Over the years, my husband and I have made a habit of coming home from solo errands with the kids and swapping stories about strangers that we spoke to while we were out. Multiple times a week, we meet someone who wants to talk to us about our children. Sometimes it’s because they’re reminded of their own children, grandchildren, nieces, or nephews who are the same ages or look similar to our boys. Other times, they’re remembering, both fondly and fearfully, this chaotic stage of life. They’re not nearly as horrified about the epic tantrum in the cereal aisle. Instead, they’re telling me that I’ll long for the crazy one day. I know we live in a time of skepticism about strangers (for good reason) and some people may not invite this type of conversation from someone they don’t know, but I believe that you can be cautious and aware without missing these opportunities. I love how children are often a way to make an instant connection with someone in our community. We may not be the same age, race, religion, or socioeconomic status, but we know and love a child and that bridges whatever gaps exist.
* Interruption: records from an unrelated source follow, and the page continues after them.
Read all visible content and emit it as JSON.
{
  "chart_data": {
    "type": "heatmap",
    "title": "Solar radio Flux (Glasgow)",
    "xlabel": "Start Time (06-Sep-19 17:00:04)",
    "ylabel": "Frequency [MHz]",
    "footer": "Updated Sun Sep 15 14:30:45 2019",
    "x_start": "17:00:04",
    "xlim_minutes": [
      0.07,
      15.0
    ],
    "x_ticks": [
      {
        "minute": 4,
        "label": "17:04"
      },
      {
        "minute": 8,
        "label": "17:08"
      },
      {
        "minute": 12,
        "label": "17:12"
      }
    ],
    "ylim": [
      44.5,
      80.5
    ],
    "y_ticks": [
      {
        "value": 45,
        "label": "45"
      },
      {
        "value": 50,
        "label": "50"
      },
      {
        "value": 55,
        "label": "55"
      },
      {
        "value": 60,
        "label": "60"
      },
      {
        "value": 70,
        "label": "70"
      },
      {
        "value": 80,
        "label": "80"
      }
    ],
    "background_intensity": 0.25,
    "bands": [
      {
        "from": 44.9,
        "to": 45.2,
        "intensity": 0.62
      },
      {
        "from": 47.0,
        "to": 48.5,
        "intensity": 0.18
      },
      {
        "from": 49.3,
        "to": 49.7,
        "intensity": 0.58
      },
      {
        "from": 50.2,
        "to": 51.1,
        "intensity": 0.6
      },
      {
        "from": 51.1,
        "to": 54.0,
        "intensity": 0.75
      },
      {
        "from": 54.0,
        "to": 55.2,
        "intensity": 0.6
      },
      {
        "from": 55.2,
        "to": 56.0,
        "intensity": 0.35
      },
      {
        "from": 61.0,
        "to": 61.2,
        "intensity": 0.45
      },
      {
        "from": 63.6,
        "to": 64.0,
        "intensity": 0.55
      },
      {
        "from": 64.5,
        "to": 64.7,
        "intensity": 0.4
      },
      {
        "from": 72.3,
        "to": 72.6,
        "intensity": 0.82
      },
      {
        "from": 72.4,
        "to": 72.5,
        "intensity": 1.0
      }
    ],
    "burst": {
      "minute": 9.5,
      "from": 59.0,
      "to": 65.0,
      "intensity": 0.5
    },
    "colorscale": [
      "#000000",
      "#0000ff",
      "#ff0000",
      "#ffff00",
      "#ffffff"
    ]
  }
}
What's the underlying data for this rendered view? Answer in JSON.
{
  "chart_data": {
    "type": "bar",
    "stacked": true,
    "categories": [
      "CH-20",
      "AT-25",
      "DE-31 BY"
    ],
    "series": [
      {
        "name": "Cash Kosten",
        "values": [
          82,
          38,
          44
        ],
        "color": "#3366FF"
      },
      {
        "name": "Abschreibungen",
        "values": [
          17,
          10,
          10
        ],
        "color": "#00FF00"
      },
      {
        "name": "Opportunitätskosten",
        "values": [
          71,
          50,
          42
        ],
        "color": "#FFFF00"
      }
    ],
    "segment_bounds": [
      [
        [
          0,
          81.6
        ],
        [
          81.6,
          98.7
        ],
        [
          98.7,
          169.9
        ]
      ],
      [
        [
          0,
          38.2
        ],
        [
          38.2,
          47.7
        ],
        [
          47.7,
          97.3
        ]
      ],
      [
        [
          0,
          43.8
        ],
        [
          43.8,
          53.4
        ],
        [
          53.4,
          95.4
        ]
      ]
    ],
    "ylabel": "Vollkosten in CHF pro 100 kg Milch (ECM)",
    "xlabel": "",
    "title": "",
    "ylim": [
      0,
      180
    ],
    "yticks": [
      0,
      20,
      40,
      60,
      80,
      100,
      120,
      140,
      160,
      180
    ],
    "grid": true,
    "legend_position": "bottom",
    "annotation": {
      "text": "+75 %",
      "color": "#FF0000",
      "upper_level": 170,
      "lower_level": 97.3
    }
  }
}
This summer my family and I walked over to our neighborhood parade for the 4th of July. It began to rain halfway into our walk and we accepted our soaked fate. Once we reached our spot, we huddled together until an older couple flagged us over to their porch. Not only did they offer us cover, they gave our boys lemonade, made sure they got fistfuls of toys during the parade, and overall just treated us with so much hospitality. When our son slipped on the wet sidewalk, the lady quickly bandaged him up and turned his tears into smiles. They told us stories about their children and grandchildren, who live across the country, gleaming with pride. They blessed us, and I like to think, we blessed them.
Even a short conversation goes a long way. Not too long ago, we met Judy in a craft store who mistakenly thought our son, Jude, was a girl. Thus, she heard “Judy” when she asked his name. I didn’t even correct her because it tickled her pink that she met a baby named Judy. He smiled at her the whole time like they were old friends. The small talk with the cashier, the woman behind us in the checkout line, a fellow mom at the park, and the couple sitting at a nearby table in a restaurant … these short, friendly interactions go a long way.
I’ve always said that whoever loves on my children receives a different level of love and respect from me. You don’t have to love on my children, they’re not yours, but you do it anyway. When it comes to strangers, I feel similarly. You didn’t have to go out of your way to catch their eye and smile at them, but you did it anyway. You didn’t have to ask them questions about the special toy that they’re carrying around, but you did it anyway. You didn’t have to slow down during your busy day to dote on my children, but you did anyway.